3) Film underwater cameras. Although not as popular as digital cameras, film underwater cameras are still popular with serious photographers who enjoy the process of developing film. Film offers a unique appearance and flexibility that some photo enthusiasts claim cannot be captured with digital cameras.

4) Disposable underwater cameras. These cameras are the least expensive of all options, although the quality of the images will not be as high as it would be with other underwater cameras. Many underwater disposable cameras are very sturdy and will float when dropped, making them ideal for the non-professional or the diver who simply wants to try underwater photography without investing in expensive equipment.
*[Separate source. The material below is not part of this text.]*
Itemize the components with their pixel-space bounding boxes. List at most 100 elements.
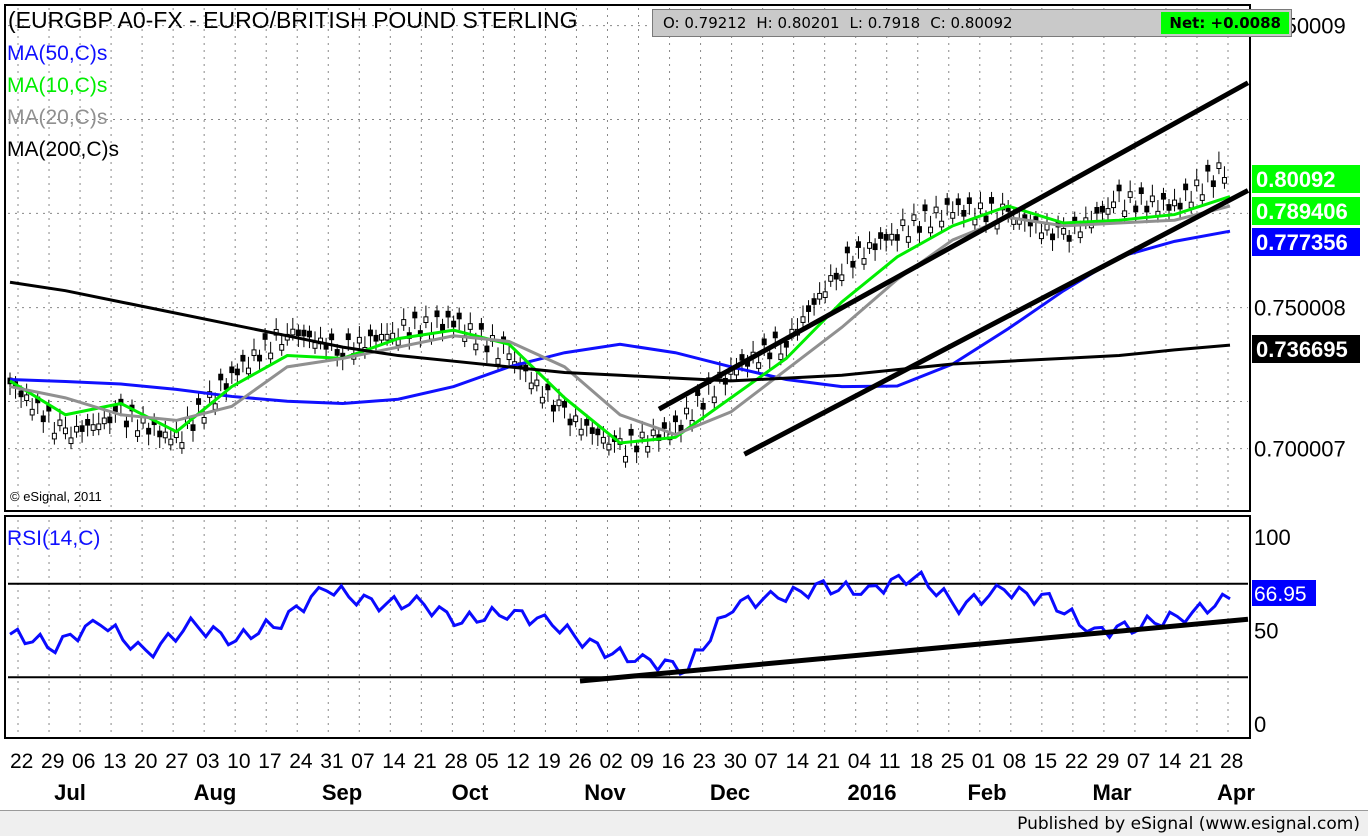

5) Housed underwater cameras. Housed cameras consist of polycarbonate plastic or aluminum boxes. The cameras are placed in a thick plastic bag with a clear glass port for the camera lens. Some housed cameras also include a flash which can be used underwater. Housed cameras are more complex and larger than sleeker digital models. Scientists who want to study and collect images of underwater ecology tend to use housed underwater cameras.

No matter what type of camera you will use, there are a few things you will want to look for when buying your underwater camera:

1) Comfort of use. It is a good idea to test your camera underwater to make sure that it is easy to use and to ensure that it is correctly weighted. Your camera should have a neutral buoyancy and should be comfortable and easy to use, even underwater. If you dive in cold water, the camera should be easy to use with diving gloves. Also, before every dive, you will want to make sure that your lens port does not have any bubbles, as these affect image quality.

2) Long battery life. Underwater cameras do not allow you to change batteries underwater, so once your batteries run out on a dive, that is it. It is important, therefore, to look for a camera with a long battery life and one that does not deplete batteries too quickly. As well, you will want to have spare, fresh batteries on hand for every dive.

3) Image quality. Depending on your needs, you may just want some basic pictures or you may want high-quality and high-resolution photos. Compare image crispness, color brightness, and zoom on different camera models to find the best image quality you can find on your budget. Some digital cameras allow you to take moving pictures as well as photos, which can be a nice feature to have.

4) Depth. Different cameras are designed to work at different depths. You will want a camera that will work well and withstand the pressure at all the depths you dive. Consider your average dive but consider that your needs may change in a few years. Look for a camera that will be able to accompany you on deeper dives than you normally take now.

Once you have a camera for underwater photography, you will want to protect your investment. This means that you will also need a good camera case for your camera. A case for an underwater camera obviously needs to be waterproof, but it is important to look for a case that is resistant to solvents, pests, rust, fuels, and oil as well. You never know what you may encounter on a dive, and it is good to be prepared. Also, look for a case that is resistant to ultraviolet rays. If your case is left on a boat and exposed to sun, you don’t want it to become inelastic or damaged. A case with high-density foam is nice, as it protects your camera from jolts. Another great feature in a camera case is a pressure release purge valve. Look for one that creates a good seal with the “O ring.” This way, the valve will automatically activate when you close the case.